Comecei a minha carreira de publicitário em 1975. Para você ter uma ideia de como faz tempo, o telefone celular só seria lançado em São Paulo em 1991, 16 anos depois. Apesar de tantos anos passados, tenho muito vívidas na mente, imagens da época.
Fui parar em propaganda por acaso. Ou melhor, por descaso. Sonhava em ser jornalista, tinha verdadeiro fascínio pelos meios de comunicação, principalmente os jornais e as rádios.
Quando crianças, meu irmão e eu, mantínhamos uma emissora doméstica, cuja única ouvinte era a minha avó. Recortávamos os anúncios dos jornais e os líamos, entre uma música e outra, tocada numa rádio de verdade.
E dos mesmos jornais, extraíamos as notícias a que narrávamos com solenidade. Era tamanha a paixão, que cumpríamos um expediente diário, obedecendo a uma programação regular, listada a lápis numa folha de sulfite e colada na parede.
Em compensação, eu ia mal nos estudos. Inclusive, em português. Só graças à redação, alcançava a média necessária para não repetir de ano. Era péssimo em gramática. Coisa que só foi piorando com o tempo, e que cobrou o seu preço nos vestibulares.
Não consegui ingressar na faculdade de jornalismo da Federal, nem da PUC, em Porto Alegre. Fui embora para o Rio. Dividia meu tempo entre o emprego e a retomada dos estudos num curso noturno.
Não durou muito, mas o suficiente para que eu lançasse um jornal, a que nomeei Argumento, impresso em mimeógrafo a álcool. Foi nesse jornal que publiquei o meu texto mais difícil.

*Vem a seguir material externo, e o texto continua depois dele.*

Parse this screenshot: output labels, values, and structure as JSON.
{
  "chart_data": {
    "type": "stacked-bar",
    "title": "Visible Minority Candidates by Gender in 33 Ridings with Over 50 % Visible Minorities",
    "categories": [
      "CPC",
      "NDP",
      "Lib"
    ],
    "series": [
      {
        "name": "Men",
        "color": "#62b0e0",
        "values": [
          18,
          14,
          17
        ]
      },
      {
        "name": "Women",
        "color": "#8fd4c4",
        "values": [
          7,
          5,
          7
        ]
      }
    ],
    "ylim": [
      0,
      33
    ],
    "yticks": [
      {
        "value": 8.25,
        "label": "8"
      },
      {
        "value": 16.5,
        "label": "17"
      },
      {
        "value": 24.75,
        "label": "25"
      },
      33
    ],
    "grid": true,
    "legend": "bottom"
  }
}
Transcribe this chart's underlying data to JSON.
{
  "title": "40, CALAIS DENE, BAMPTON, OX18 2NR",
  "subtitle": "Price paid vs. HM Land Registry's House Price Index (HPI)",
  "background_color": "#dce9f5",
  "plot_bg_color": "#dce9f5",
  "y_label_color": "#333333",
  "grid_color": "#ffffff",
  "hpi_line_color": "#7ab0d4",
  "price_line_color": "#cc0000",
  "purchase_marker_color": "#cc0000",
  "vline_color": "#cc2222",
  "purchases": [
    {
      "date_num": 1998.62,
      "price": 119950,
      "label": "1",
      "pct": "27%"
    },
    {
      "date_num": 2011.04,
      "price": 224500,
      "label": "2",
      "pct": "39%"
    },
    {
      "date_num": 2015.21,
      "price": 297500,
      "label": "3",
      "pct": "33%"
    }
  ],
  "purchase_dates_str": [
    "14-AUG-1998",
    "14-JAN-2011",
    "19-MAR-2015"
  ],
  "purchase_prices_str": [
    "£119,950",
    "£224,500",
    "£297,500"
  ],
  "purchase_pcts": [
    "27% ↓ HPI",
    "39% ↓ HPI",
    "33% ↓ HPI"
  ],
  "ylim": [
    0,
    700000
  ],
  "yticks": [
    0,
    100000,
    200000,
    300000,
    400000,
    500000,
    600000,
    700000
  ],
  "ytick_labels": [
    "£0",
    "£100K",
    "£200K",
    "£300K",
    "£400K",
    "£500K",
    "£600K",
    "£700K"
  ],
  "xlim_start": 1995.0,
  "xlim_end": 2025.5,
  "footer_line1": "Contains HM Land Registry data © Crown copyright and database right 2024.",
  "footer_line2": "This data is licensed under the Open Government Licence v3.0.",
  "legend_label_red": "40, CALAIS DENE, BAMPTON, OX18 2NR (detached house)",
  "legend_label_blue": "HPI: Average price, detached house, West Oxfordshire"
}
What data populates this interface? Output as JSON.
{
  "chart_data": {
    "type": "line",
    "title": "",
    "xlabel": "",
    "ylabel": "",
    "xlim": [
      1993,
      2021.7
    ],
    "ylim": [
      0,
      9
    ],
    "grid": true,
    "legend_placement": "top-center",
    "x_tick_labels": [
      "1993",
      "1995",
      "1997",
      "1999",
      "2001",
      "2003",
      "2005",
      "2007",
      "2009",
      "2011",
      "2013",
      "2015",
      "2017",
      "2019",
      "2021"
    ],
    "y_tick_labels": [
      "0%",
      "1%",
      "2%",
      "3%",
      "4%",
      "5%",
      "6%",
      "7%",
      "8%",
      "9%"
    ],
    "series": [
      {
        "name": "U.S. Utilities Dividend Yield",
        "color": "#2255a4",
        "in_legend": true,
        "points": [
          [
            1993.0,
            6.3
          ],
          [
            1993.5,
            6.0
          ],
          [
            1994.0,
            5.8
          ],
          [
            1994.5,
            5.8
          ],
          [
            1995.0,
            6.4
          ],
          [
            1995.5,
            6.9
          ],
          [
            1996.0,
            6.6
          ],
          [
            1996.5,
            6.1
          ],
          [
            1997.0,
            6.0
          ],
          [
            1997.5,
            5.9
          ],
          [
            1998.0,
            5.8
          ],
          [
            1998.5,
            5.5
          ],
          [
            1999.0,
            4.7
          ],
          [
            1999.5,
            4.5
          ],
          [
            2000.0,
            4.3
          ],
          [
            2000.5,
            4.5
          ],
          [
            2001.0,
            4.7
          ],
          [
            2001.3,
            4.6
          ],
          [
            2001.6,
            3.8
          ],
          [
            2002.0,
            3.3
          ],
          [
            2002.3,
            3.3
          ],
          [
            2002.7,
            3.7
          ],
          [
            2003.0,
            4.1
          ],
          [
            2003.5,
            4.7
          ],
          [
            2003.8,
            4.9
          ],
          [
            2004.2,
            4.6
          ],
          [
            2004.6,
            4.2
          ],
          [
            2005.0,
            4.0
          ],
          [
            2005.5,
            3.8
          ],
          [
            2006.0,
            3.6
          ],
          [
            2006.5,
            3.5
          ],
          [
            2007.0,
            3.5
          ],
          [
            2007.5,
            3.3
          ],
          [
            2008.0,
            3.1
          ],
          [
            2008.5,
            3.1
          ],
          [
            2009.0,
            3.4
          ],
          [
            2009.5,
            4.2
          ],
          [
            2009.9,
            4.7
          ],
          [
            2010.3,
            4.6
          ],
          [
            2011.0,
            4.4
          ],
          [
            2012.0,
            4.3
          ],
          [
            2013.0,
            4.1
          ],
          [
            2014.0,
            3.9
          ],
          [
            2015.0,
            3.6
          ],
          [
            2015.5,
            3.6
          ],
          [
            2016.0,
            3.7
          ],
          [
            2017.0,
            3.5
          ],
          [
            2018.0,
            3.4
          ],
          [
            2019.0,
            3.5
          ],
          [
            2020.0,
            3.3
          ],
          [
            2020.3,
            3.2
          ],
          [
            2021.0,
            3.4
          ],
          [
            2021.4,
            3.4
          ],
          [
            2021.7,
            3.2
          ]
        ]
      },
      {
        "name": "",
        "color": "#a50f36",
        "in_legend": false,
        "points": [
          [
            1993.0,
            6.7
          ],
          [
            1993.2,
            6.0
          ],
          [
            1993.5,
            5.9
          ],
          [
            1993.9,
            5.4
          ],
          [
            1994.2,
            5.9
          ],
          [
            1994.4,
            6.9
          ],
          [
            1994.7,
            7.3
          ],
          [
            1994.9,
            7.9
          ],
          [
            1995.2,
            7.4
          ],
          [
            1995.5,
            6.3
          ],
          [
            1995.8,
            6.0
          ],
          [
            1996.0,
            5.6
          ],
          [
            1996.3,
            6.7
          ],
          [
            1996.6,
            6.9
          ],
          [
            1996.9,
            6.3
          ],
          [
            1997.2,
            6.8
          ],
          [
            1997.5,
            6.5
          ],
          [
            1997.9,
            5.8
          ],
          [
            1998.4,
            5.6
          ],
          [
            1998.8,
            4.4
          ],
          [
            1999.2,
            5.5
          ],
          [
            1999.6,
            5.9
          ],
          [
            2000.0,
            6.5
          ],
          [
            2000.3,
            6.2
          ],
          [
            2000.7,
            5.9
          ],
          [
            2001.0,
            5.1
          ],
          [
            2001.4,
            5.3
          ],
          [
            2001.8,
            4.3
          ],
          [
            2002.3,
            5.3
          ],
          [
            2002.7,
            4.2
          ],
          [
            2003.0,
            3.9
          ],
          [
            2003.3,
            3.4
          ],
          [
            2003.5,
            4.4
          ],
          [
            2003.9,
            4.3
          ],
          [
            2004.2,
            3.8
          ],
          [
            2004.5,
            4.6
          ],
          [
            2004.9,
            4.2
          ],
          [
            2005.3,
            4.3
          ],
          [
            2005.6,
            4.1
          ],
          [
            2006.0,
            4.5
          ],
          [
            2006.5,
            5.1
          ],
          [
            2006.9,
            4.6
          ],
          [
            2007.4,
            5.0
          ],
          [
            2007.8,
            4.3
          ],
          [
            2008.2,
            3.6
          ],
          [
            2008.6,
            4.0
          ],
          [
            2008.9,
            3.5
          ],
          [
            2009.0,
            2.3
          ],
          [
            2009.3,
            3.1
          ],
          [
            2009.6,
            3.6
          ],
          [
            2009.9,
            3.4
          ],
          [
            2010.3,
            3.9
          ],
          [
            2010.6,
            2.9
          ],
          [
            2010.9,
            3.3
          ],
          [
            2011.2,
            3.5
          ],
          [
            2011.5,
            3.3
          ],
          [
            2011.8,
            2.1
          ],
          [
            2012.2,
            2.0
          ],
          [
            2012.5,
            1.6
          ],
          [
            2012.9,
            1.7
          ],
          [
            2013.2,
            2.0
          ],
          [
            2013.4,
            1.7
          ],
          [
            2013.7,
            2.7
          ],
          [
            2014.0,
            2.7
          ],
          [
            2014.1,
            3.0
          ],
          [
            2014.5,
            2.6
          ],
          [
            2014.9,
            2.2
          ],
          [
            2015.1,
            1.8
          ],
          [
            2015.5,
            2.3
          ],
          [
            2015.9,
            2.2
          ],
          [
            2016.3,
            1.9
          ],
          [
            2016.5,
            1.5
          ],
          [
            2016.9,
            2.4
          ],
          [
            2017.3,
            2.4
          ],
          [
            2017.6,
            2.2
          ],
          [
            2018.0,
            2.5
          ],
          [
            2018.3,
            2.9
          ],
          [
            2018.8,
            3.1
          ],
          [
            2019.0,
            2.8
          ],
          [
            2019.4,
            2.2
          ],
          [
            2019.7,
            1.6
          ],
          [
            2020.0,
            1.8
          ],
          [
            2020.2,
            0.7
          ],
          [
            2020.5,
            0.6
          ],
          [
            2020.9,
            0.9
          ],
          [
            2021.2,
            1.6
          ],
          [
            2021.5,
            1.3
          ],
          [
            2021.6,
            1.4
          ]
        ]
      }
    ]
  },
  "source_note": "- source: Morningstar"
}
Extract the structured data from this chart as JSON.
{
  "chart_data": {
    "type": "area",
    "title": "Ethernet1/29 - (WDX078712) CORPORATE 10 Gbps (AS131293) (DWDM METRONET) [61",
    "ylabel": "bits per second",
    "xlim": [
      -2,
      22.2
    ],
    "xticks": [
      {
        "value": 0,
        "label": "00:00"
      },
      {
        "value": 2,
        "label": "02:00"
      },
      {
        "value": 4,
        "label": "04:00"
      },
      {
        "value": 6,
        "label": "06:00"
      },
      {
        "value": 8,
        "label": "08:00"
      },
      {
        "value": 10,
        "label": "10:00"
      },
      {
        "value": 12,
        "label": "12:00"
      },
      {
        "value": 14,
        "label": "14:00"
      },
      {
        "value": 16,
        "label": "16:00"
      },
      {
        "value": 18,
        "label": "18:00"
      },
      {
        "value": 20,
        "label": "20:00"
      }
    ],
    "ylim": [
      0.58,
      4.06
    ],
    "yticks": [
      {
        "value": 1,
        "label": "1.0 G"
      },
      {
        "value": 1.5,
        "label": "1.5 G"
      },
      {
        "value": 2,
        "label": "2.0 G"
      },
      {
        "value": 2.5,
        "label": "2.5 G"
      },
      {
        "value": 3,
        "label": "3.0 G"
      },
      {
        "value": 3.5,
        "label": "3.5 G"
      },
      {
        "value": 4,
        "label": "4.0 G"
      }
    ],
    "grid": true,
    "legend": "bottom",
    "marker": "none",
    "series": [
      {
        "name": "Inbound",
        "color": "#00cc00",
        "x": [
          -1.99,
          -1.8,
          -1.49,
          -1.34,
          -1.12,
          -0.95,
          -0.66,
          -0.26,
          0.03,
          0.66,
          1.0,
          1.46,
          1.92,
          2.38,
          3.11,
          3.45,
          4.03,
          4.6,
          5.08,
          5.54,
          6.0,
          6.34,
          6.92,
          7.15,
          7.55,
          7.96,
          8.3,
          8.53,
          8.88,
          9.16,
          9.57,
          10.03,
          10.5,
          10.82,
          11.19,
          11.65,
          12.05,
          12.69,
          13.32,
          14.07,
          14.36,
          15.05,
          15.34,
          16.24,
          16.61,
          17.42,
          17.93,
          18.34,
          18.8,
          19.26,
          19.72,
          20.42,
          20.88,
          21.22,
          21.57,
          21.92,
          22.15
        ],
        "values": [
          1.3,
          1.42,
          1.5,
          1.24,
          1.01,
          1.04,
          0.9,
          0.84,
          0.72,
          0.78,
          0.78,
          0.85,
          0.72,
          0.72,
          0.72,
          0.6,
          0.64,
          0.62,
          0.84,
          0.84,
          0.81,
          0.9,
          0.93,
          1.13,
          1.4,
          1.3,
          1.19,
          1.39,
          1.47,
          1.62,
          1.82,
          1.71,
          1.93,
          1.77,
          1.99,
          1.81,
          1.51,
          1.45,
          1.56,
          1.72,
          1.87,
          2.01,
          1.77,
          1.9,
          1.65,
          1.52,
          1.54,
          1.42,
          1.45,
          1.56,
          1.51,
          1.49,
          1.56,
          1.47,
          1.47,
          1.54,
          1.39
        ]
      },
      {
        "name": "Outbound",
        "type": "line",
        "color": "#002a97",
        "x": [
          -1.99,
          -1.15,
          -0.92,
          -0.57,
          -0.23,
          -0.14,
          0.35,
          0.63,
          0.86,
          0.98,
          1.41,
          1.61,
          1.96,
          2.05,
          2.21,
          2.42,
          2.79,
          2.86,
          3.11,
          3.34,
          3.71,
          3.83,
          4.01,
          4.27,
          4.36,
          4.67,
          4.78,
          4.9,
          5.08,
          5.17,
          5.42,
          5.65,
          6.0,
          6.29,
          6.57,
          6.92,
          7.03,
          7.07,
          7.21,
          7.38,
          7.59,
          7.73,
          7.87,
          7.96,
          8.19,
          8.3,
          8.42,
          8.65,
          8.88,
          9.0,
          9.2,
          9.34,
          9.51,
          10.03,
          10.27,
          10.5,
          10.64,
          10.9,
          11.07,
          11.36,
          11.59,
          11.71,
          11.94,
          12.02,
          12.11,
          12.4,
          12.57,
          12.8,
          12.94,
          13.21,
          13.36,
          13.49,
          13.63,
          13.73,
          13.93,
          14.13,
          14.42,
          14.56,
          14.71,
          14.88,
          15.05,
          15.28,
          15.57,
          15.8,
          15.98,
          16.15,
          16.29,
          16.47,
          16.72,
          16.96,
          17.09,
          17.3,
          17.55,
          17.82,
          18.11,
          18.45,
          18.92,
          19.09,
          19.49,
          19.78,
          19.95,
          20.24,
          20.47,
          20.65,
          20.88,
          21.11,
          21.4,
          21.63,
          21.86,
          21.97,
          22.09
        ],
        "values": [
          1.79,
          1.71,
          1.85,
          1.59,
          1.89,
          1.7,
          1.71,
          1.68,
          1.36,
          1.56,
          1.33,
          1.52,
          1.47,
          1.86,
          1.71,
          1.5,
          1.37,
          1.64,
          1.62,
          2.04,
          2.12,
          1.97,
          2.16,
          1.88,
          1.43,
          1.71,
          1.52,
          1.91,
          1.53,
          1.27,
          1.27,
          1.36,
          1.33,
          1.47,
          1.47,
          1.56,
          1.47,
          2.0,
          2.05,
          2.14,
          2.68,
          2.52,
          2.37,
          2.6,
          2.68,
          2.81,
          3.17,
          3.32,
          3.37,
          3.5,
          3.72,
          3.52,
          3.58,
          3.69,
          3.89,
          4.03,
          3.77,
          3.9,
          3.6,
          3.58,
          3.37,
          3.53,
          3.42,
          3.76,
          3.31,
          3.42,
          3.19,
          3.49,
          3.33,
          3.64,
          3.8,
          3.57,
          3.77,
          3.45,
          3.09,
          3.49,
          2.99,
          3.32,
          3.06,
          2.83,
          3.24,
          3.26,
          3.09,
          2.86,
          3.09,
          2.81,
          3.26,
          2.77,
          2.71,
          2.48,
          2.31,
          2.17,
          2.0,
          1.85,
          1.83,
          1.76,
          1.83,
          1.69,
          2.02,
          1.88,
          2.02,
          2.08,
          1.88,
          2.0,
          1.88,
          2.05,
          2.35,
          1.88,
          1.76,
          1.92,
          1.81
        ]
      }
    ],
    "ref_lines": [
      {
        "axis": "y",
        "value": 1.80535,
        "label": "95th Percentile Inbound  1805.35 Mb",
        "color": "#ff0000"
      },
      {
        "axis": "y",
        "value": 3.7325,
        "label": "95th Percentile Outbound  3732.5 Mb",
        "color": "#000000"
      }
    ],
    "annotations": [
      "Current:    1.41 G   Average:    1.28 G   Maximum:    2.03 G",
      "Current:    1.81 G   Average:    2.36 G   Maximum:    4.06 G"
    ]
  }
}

Por falta de tempo, tive de escrever o artigo diretamente na matriz que iria rodar no mimeógrafo, ou seja, sem ver o que estava datilografando e sem chance de errar. Deu certo. Confesso, não conheci desafio maior na profissão de redator.
Embora leitor ávido, pressenti que me faltava cultura para o jornalismo. Mas não era só isso: a vocação para a indisciplina e a rebeldia contra o formalismo, me tiravam a necessária humildade para um aprendizado dedicado e, oficialmente, reconhecido.
Foi, aliás, o que me levou para uma espécie de marginalidade chamada propaganda. Qualquer um podia trabalhar em propaganda, não exigia formação alguma.
Se tinha talento para vender, ia para o atendimento; se tinha talento para desenhar, ia para a direção de arte; se tinha talento para escrever, ia para a redação.
O meu primo, Paulo Tiaraju Vieira Aquino, que também não tinha formação universitária, que era admirador dos meus escritos, havia se tornado diretor de criação de uma agência, e me chamou para um estágio.
Foi, então, que descobri que havia como sobreviver escrevendo, sem ser jornalista. E, incrível, de um jeito bem mais fácil. Além de os temas a serem tratados serem rasos, ainda se tinha o direito de chegar tarde, trabalhar de sandálias, vestindo andrajos, deixar o cabelo crescer, ter chiliques...
De manhã, abria o jornal e lá estava, ocupando duas páginas inteiras, alguma coisa escrita por mim. Alguma coisa que era comentada, elogiada e premiada.
Era incrível! 50 anos passados, tudo isso deve estar parecendo um delírio. Concordo, nem eu tenho mais certeza de que foi assim mesmo.